Du verurteilst andere, verletzt sie und handelst nicht wie Jesus

Ich danke herzlich für die eingehende Diskussion der letzten Tage und verschiedene Zuschriften, die ich erhalten habe. Sie regen mich zum Weiterdenken an. Hier sind sechs Einwürfe, die (auch) Licht auf die gesellschaftliche Umgebung werfen, die uns Christen stark beeinflusst.

  1. Einwurf: „Wie kannst du für deine Meinung absolute Gültigkeit beanspruchen? Der eine sieht die Sache so, der andere so.“
    Hinter dieser Denkweise steckt ein Dogma. Damit bezeichne ich eine erste, nicht weiter hinterfragbare Denkvoraussetzung. Diese lautet: Zwei gegenteilige Ansichten können gleichzeitig wahr sein. Das hängt damit zusammen, dass die Behauptungen vom Betrachter abhängig sind. Das tönt vordergründig sehr demütig, ist es aber nicht, im Gegenteil: Es ist eine Anmassung. Weshalb? Es gibt selbstverständlich verschiedene Ebenen von Ansichten. Ob ein Christ einen nagelneuen Mercedes fahren darf, gehört einer anderen Ebene an als die Frage, welche Elemente in einem Gottesdienst vorhanden sein bzw. nicht sein dürfen. Dies ist nochmals zu unterscheiden von Aussagen wie: „Gott begrenzt sich freiwillig selbst um der Entscheide von Menschen willen.“ Oder: „Alle Menschen werden am Ende in Jesus gerettet.“ Oder: „Gott braucht keine Genugtuung um der Sünde willen.“ Zu den drei letzten Fragen äussert sich die Bibel in solcher Klarheit, dass Wahrheit eindeutig festgestellt werden kann. Zu dieser äusseren Klarheit gesellt sich das innere Zeugnis des Heiligen Geistes. In zentralen Fragen des Glaubens zu behaupten, dass die Wahrheit letztlich betrachterabhängig sei, ist ein Paradigma der Aufklärung. Sie ordnet dem Verstand des Einzelnen die letzte Urteilskraft zu. Das kommt dem Bruch des Ersten Gebots gleich.

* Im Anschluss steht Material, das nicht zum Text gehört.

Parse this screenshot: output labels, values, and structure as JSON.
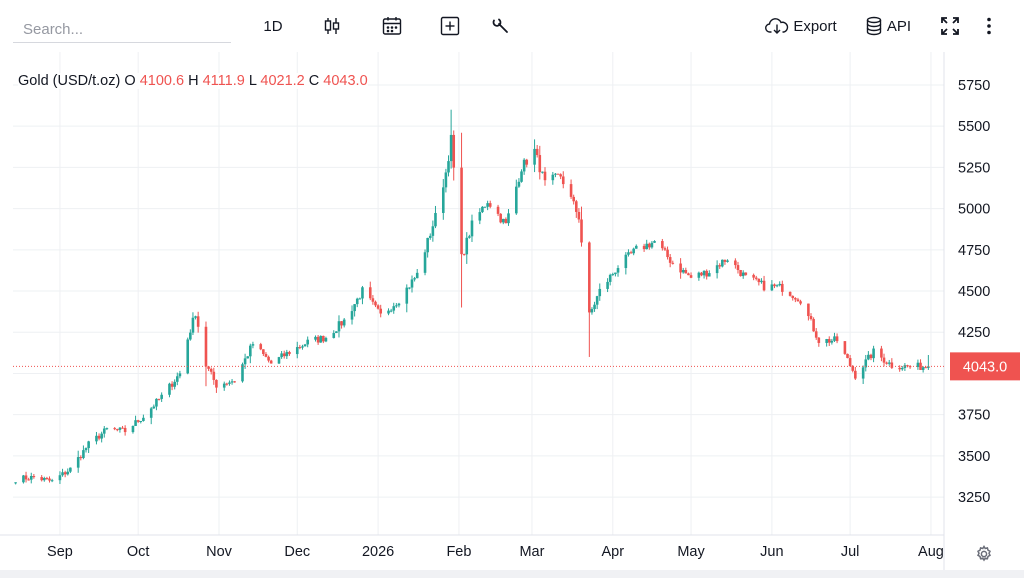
{
  "toolbar": {
    "search_placeholder": "Search...",
    "interval_label": "1D",
    "candles_icon": "candlestick-icon",
    "calendar_icon": "calendar-icon",
    "add_icon": "plus-square-icon",
    "tools_icon": "wrench-icon",
    "export_label": "Export",
    "export_icon": "cloud-download-icon",
    "api_label": "API",
    "api_icon": "database-icon",
    "fullscreen_icon": "fullscreen-icon",
    "more_icon": "more-vertical-icon"
  },
  "legend": {
    "symbol": "Gold (USD/t.oz)",
    "o_label": "O",
    "o_value": "4100.6",
    "h_label": "H",
    "h_value": "4111.9",
    "l_label": "L",
    "l_value": "4021.2",
    "c_label": "C",
    "c_value": "4043.0"
  },
  "settings_icon": "gear-icon",
  "chart_data": {
    "type": "candlestick",
    "x_tick_labels": [
      "Sep",
      "Oct",
      "Nov",
      "Dec",
      "2026",
      "Feb",
      "Mar",
      "Apr",
      "May",
      "Jun",
      "Jul",
      "Aug"
    ],
    "y_ticks": [
      3250,
      3500,
      3750,
      4000,
      4250,
      4500,
      4750,
      5000,
      5250,
      5500,
      5750
    ],
    "y_tick_labels": [
      "3250",
      "3500",
      "3750",
      "",
      "4250",
      "4500",
      "4750",
      "5000",
      "5250",
      "5500",
      "5750"
    ],
    "ylim": [
      3020,
      5950
    ],
    "last_price": 4043.0,
    "last_price_label": "4043.0",
    "grid": true,
    "colors": {
      "up": "#26a69a",
      "down": "#ef5350",
      "grid": "#eef0f3",
      "price_line": "#ef5350"
    },
    "price_path": [
      [
        "2025-08-15",
        3360
      ],
      [
        "2025-08-22",
        3370
      ],
      [
        "2025-08-29",
        3345
      ],
      [
        "2025-09-05",
        3420
      ],
      [
        "2025-09-12",
        3570
      ],
      [
        "2025-09-19",
        3660
      ],
      [
        "2025-09-26",
        3650
      ],
      [
        "2025-10-03",
        3740
      ],
      [
        "2025-10-10",
        3860
      ],
      [
        "2025-10-17",
        4000
      ],
      [
        "2025-10-20",
        4210
      ],
      [
        "2025-10-23",
        4370
      ],
      [
        "2025-10-27",
        4050
      ],
      [
        "2025-10-31",
        3930
      ],
      [
        "2025-11-07",
        3960
      ],
      [
        "2025-11-14",
        4180
      ],
      [
        "2025-11-21",
        4060
      ],
      [
        "2025-11-28",
        4130
      ],
      [
        "2025-12-05",
        4190
      ],
      [
        "2025-12-12",
        4220
      ],
      [
        "2025-12-19",
        4320
      ],
      [
        "2025-12-26",
        4500
      ],
      [
        "2026-01-02",
        4350
      ],
      [
        "2026-01-09",
        4450
      ],
      [
        "2026-01-16",
        4600
      ],
      [
        "2026-01-23",
        4950
      ],
      [
        "2026-01-27",
        5220
      ],
      [
        "2026-01-29",
        5420
      ],
      [
        "2026-02-02",
        4700
      ],
      [
        "2026-02-06",
        4900
      ],
      [
        "2026-02-12",
        5050
      ],
      [
        "2026-02-19",
        4900
      ],
      [
        "2026-02-25",
        5250
      ],
      [
        "2026-03-02",
        5350
      ],
      [
        "2026-03-06",
        5150
      ],
      [
        "2026-03-12",
        5200
      ],
      [
        "2026-03-19",
        4950
      ],
      [
        "2026-03-23",
        4350
      ],
      [
        "2026-03-27",
        4500
      ],
      [
        "2026-04-03",
        4650
      ],
      [
        "2026-04-10",
        4750
      ],
      [
        "2026-04-17",
        4800
      ],
      [
        "2026-04-24",
        4670
      ],
      [
        "2026-05-01",
        4580
      ],
      [
        "2026-05-08",
        4620
      ],
      [
        "2026-05-15",
        4700
      ],
      [
        "2026-05-22",
        4580
      ],
      [
        "2026-05-29",
        4530
      ],
      [
        "2026-06-05",
        4520
      ],
      [
        "2026-06-12",
        4450
      ],
      [
        "2026-06-19",
        4200
      ],
      [
        "2026-06-26",
        4200
      ],
      [
        "2026-07-03",
        3990
      ],
      [
        "2026-07-10",
        4130
      ],
      [
        "2026-07-17",
        4050
      ],
      [
        "2026-07-24",
        4040
      ],
      [
        "2026-07-31",
        4043
      ]
    ]
  }
}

  1. Einwurf: „Diese oder jene Aussage verletzt mich.“
    Der Einwand der Verletzung deutet an, dass ein säkularer Tabubruch geschehen ist. Das heisst: Es wird öffentlich eine Meinung angesprochen, die aber gemäss geltender gesellschaftlicher Übereinkunft in den privaten bzw. persönlichen Raum gehört. Auch dahinter steckt ein Dogma. Gewisse Themen dürfen nicht in der Öffentlichkeit diskutiert werden. In der Regel wird dies exklusiv auf christliche, nicht aber auf andere religiöse (buddhistische, esoterische, säkulare) Leitsätze angewandt. Zudem weist der Einwand des Verletztseins auf den Stellenwert des Gefühls beim Einzelnen hin. Jemand hat darum treffend gesagt: Christen sollten die letzten sein, die auf den „Zug des Verletztseins“ aufspringen. Sie gründen ihre Identität nicht auf eigenen Rollen und Erwartungen, sondern ausserhalb ihrer selbst auf Christus. Wenn sie in das „säkulare Gejammere“ einstimmen, beginnen sie sich indirekt vor Diskussion und Veränderung (= Heiligung) zu immunisieren.

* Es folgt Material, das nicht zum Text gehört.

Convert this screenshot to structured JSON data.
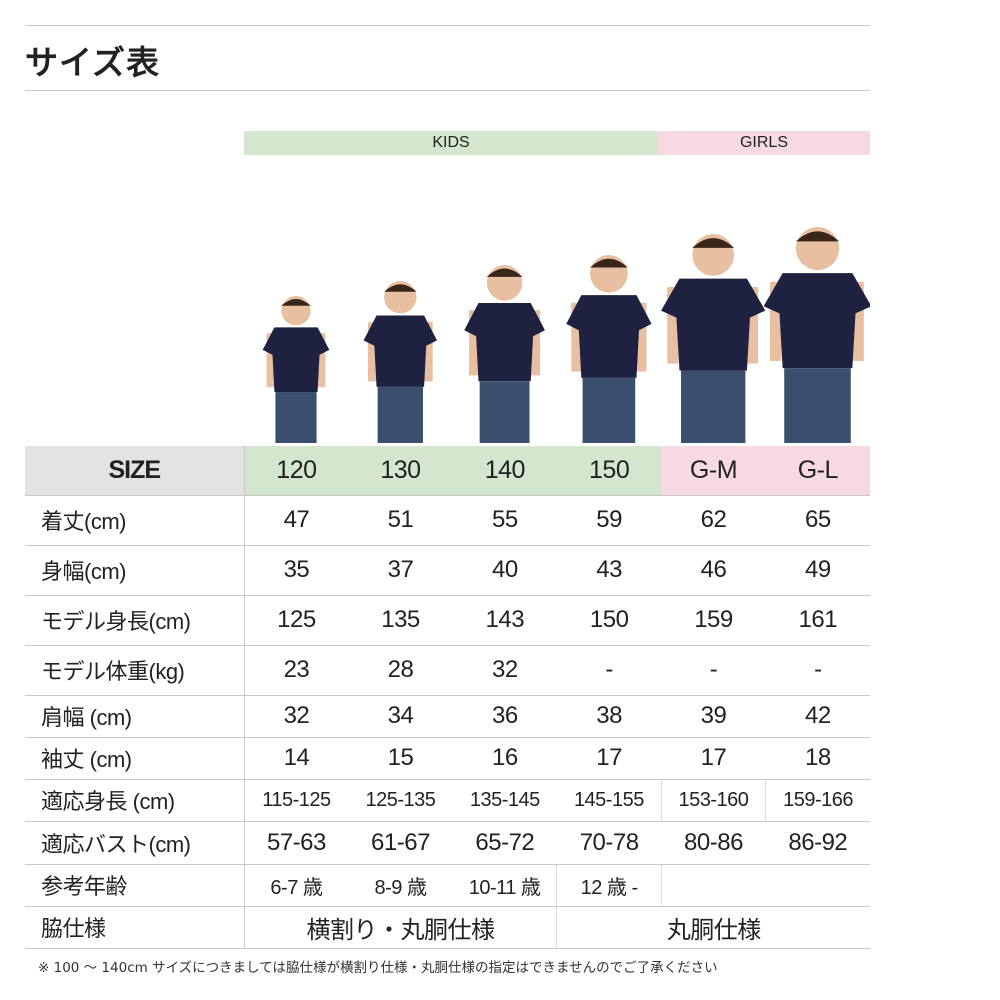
{
  "title": "サイズ表",
  "groups": {
    "kids": "KIDS",
    "girls": "GIRLS"
  },
  "colors": {
    "kids": "#d5e6cf",
    "girls": "#f6d9e1",
    "size_header": "#e3e3e3",
    "shirt": "#1e2140",
    "jeans": "#3a4f6e"
  },
  "table": {
    "size_label": "SIZE",
    "sizes": [
      "120",
      "130",
      "140",
      "150",
      "G-M",
      "G-L"
    ],
    "rows": [
      {
        "label": "着丈(cm)",
        "values": [
          "47",
          "51",
          "55",
          "59",
          "62",
          "65"
        ]
      },
      {
        "label": "身幅(cm)",
        "values": [
          "35",
          "37",
          "40",
          "43",
          "46",
          "49"
        ]
      },
      {
        "label": "モデル身長(cm)",
        "values": [
          "125",
          "135",
          "143",
          "150",
          "159",
          "161"
        ]
      },
      {
        "label": "モデル体重(kg)",
        "values": [
          "23",
          "28",
          "32",
          "-",
          "-",
          "-"
        ]
      },
      {
        "label": "肩幅 (cm)",
        "values": [
          "32",
          "34",
          "36",
          "38",
          "39",
          "42"
        ]
      },
      {
        "label": "袖丈 (cm)",
        "values": [
          "14",
          "15",
          "16",
          "17",
          "17",
          "18"
        ]
      },
      {
        "label": "適応身長 (cm)",
        "values": [
          "115-125",
          "125-135",
          "135-145",
          "145-155",
          "153-160",
          "159-166"
        ]
      },
      {
        "label": "適応バスト(cm)",
        "values": [
          "57-63",
          "61-67",
          "65-72",
          "70-78",
          "80-86",
          "86-92"
        ]
      },
      {
        "label": "参考年齢",
        "values": [
          "6-7 歳",
          "8-9 歳",
          "10-11 歳",
          "12 歳 -",
          ""
        ]
      },
      {
        "label": "脇仕様",
        "values": [
          "横割り・丸胴仕様",
          "丸胴仕様"
        ]
      }
    ]
  },
  "note": "※ 100 ～ 140cm サイズにつきましては脇仕様が横割り仕様・丸胴仕様の指定はできませんのでご了承ください"
}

  1. Einwurf: „Du urteilst über andere. Das darf man nicht.“
    Diese Anklage geht aus den beiden ersten Einwürfen hervor. Weil zwei einander widersprechende Aussagen gleichzeitig wahr sein dürfen (müssen) und das Gefühl des Einzelnen über die Frage entscheidet, ein Argument öffentlich zuzulassen, ist ein Urteil nicht mehr zulässig. Das Interessante an diesem Einwand: Er bricht durch Selbstwiderspruch zusammen. Kein Urteil über andere fällen zu dürfen, ist in sich ein Urteil. Und nicht nur dies: Ein Generalurteil.

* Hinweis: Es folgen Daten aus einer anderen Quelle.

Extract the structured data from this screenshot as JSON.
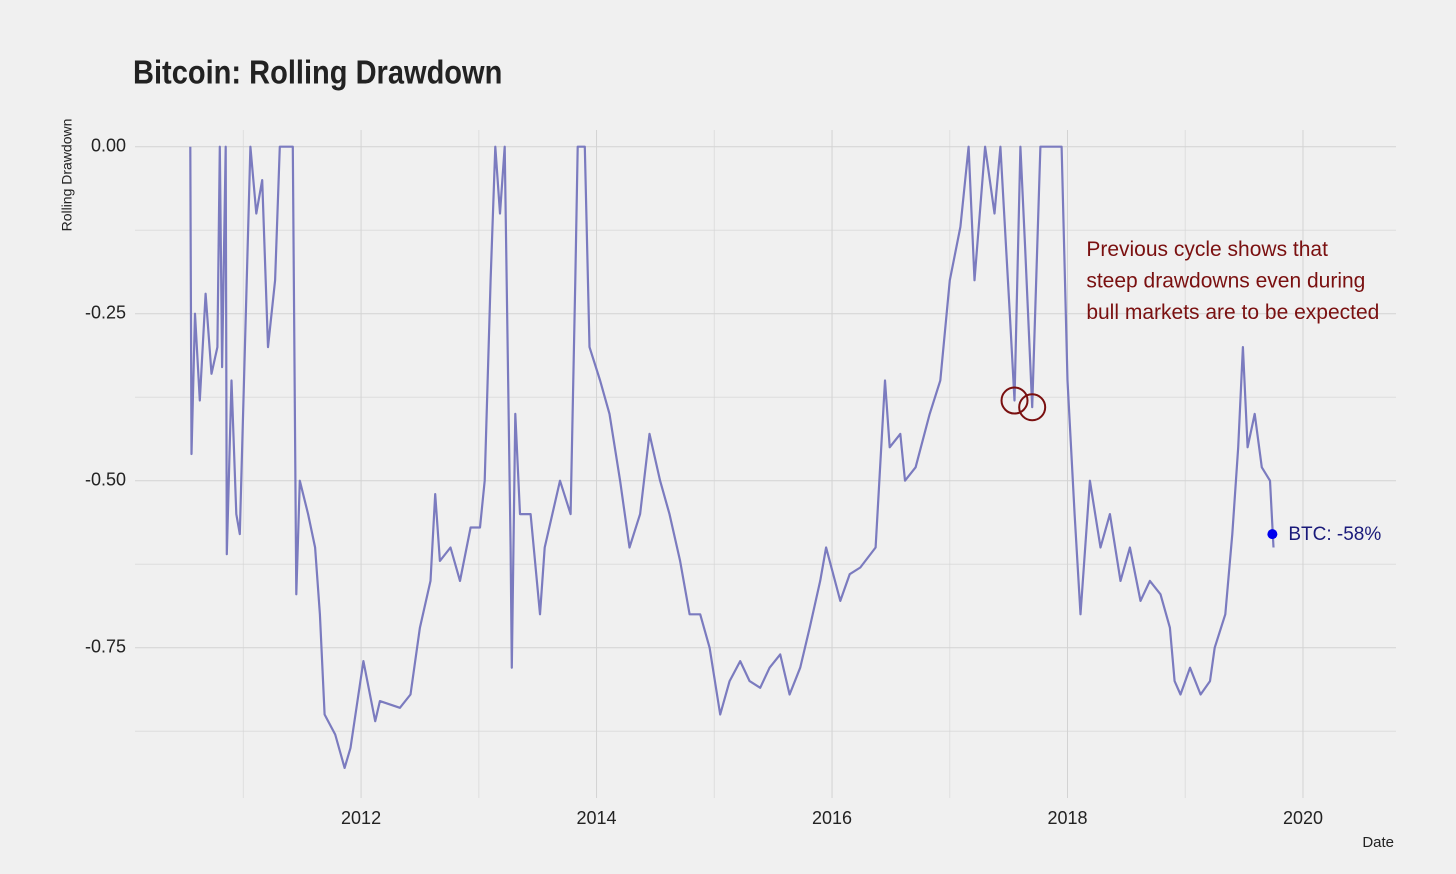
{
  "chart_data": {
    "type": "line",
    "title": "Bitcoin: Rolling Drawdown",
    "x_label": "Date",
    "y_label": "Rolling Drawdown",
    "xlim": [
      2010.08,
      2020.79
    ],
    "ylim": [
      -0.975,
      0.025
    ],
    "xticks": [
      2012,
      2014,
      2016,
      2018,
      2020
    ],
    "yticks": [
      {
        "value": 0,
        "label": "0.00"
      },
      {
        "value": -0.25,
        "label": "-0.25"
      },
      {
        "value": -0.5,
        "label": "-0.50"
      },
      {
        "value": -0.75,
        "label": "-0.75"
      }
    ],
    "grid": true,
    "series": [
      {
        "name": "Rolling Drawdown",
        "color": "#7b7bbf",
        "x": [
          2010.55,
          2010.56,
          2010.59,
          2010.63,
          2010.68,
          2010.73,
          2010.78,
          2010.8,
          2010.82,
          2010.85,
          2010.86,
          2010.9,
          2010.94,
          2010.97,
          2011.06,
          2011.11,
          2011.16,
          2011.21,
          2011.27,
          2011.31,
          2011.37,
          2011.42,
          2011.45,
          2011.48,
          2011.55,
          2011.61,
          2011.65,
          2011.69,
          2011.78,
          2011.86,
          2011.91,
          2012.02,
          2012.12,
          2012.16,
          2012.33,
          2012.42,
          2012.5,
          2012.59,
          2012.63,
          2012.67,
          2012.76,
          2012.84,
          2012.93,
          2013.01,
          2013.05,
          2013.1,
          2013.14,
          2013.18,
          2013.22,
          2013.27,
          2013.28,
          2013.31,
          2013.35,
          2013.44,
          2013.52,
          2013.56,
          2013.69,
          2013.78,
          2013.82,
          2013.84,
          2013.9,
          2013.94,
          2014.03,
          2014.11,
          2014.2,
          2014.28,
          2014.37,
          2014.45,
          2014.54,
          2014.62,
          2014.71,
          2014.79,
          2014.88,
          2014.96,
          2015.05,
          2015.13,
          2015.22,
          2015.3,
          2015.39,
          2015.47,
          2015.56,
          2015.64,
          2015.73,
          2015.81,
          2015.9,
          2015.95,
          2016.07,
          2016.15,
          2016.24,
          2016.37,
          2016.45,
          2016.49,
          2016.58,
          2016.62,
          2016.71,
          2016.83,
          2016.92,
          2017.0,
          2017.09,
          2017.16,
          2017.21,
          2017.3,
          2017.38,
          2017.43,
          2017.51,
          2017.55,
          2017.6,
          2017.64,
          2017.7,
          2017.77,
          2017.85,
          2017.95,
          2018.0,
          2018.06,
          2018.11,
          2018.19,
          2018.28,
          2018.36,
          2018.45,
          2018.53,
          2018.62,
          2018.7,
          2018.79,
          2018.87,
          2018.91,
          2018.96,
          2019.04,
          2019.13,
          2019.21,
          2019.25,
          2019.34,
          2019.4,
          2019.45,
          2019.49,
          2019.53,
          2019.59,
          2019.65,
          2019.72,
          2019.75
        ],
        "values": [
          0,
          -0.46,
          -0.25,
          -0.38,
          -0.22,
          -0.34,
          -0.3,
          0,
          -0.33,
          0,
          -0.61,
          -0.35,
          -0.55,
          -0.58,
          0,
          -0.1,
          -0.05,
          -0.3,
          -0.2,
          0,
          0,
          0,
          -0.67,
          -0.5,
          -0.55,
          -0.6,
          -0.7,
          -0.85,
          -0.88,
          -0.93,
          -0.9,
          -0.77,
          -0.86,
          -0.83,
          -0.84,
          -0.82,
          -0.72,
          -0.65,
          -0.52,
          -0.62,
          -0.6,
          -0.65,
          -0.57,
          -0.57,
          -0.5,
          -0.2,
          0,
          -0.1,
          0,
          -0.6,
          -0.78,
          -0.4,
          -0.55,
          -0.55,
          -0.7,
          -0.6,
          -0.5,
          -0.55,
          -0.2,
          0,
          0,
          -0.3,
          -0.35,
          -0.4,
          -0.5,
          -0.6,
          -0.55,
          -0.43,
          -0.5,
          -0.55,
          -0.62,
          -0.7,
          -0.7,
          -0.75,
          -0.85,
          -0.8,
          -0.77,
          -0.8,
          -0.81,
          -0.78,
          -0.76,
          -0.82,
          -0.78,
          -0.72,
          -0.65,
          -0.6,
          -0.68,
          -0.64,
          -0.63,
          -0.6,
          -0.35,
          -0.45,
          -0.43,
          -0.5,
          -0.48,
          -0.4,
          -0.35,
          -0.2,
          -0.12,
          0,
          -0.2,
          0,
          -0.1,
          0,
          -0.25,
          -0.38,
          0,
          -0.15,
          -0.39,
          0,
          0,
          0,
          -0.35,
          -0.55,
          -0.7,
          -0.5,
          -0.6,
          -0.55,
          -0.65,
          -0.6,
          -0.68,
          -0.65,
          -0.67,
          -0.72,
          -0.8,
          -0.82,
          -0.78,
          -0.82,
          -0.8,
          -0.75,
          -0.7,
          -0.58,
          -0.45,
          -0.3,
          -0.45,
          -0.4,
          -0.48,
          -0.5,
          -0.6
        ]
      }
    ],
    "point_annotation": {
      "x": 2019.74,
      "y": -0.58,
      "text": "BTC: -58%",
      "color": "#0000ee"
    },
    "highlights": [
      {
        "x": 2017.55,
        "y": -0.38
      },
      {
        "x": 2017.7,
        "y": -0.39
      }
    ],
    "highlight_color": "#7a1010",
    "note": {
      "lines": [
        "Previous cycle shows that",
        "steep drawdowns even during",
        "bull markets are to be expected"
      ],
      "x": 2018.16,
      "y": -0.155,
      "color": "#7a1010"
    }
  }
}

  1. Einwurf: „Alle (Nach-Evangelikale wie klassisch Evangelikale) verfolgen doch das gleiche Ziel.“
    Über Motive zu urteilen, steht mir nicht an. Das muss ich klar herausstellen. Wenn es jedoch darum geht, dass eine Person öffentlich im Internet über Dinge, die den Kern des Glaubens betreffen, eine – auch kirchengeschichtlich – nachweisbare Irrlehre weiterverbreitet, ist eine öffentliche, scharfe Verurteilung nicht nur angebracht, sondern geboten. Wenn eine Kirchgemeinde oder ein Verband nicht selbst sofort öffentlich reagieren und ein Lehrverfahren einleiten, ist das de facto eine Bestätigung der Irrlehre. Darunter leiden zuerst einmal die Schwächsten, die Suchenden und Neubekehrten. Beispiele aus der Vergangenheit zeigen auf, dass die Irrlehrer mit der Zeit eine Gefolgschaft gewinnen und Andersgesinnte hinausstossen. Wann für den Einzelnen es angebracht ist, eine solche Gemeinde zu verlassen, ist eine Frage der Weisheit. Schweigen ist jedoch, gerade in verantwortlicher Position, keine Lösung.
  1. Einwurf: „Jesus hätte anders reagiert.“
    Ich habe kaum eine Diskussion erlebt, wo eine solche Aussage detailliert mit der Bibel und vor allem dem Zusammenhang hinterlegt wurde. Timothy Keller sagt an einer Stelle sinngemäss, dass die Pharisäerhasser oft selbst die grössten Pharisäer seien. Fromm verpackte Skeptiker treffen meines Erachtens die Kennzeichen von Pharisäer: Sie bauen ausserhalb der Schrift neue Gesetzmässigkeiten und wollen andere darauf verpflichten.
  1. Einwurf: „Wir sind doch alles Christen.“
    Wer Ihm gehört, weiss allein Er. Es ist jedoch ein grosser Irrtum, dass Menschen, die in den Zentrallehren (besondere der Gotteslehre und der Lehre der Erlösung) grundsätzlich von der Aussage der Bibel abweichen, einfach unter demselben Dach gesehen werden können. Ich pflichte Gresham Machen bei: Es geht hier nicht um Spielarten des gleichen Glaubens, sondern um zwei grundsätzlich unterschiedliche Religionen. Anmassend? Höre dir diesen Audiobeitrag mit der dazugehörigen Darstellung an.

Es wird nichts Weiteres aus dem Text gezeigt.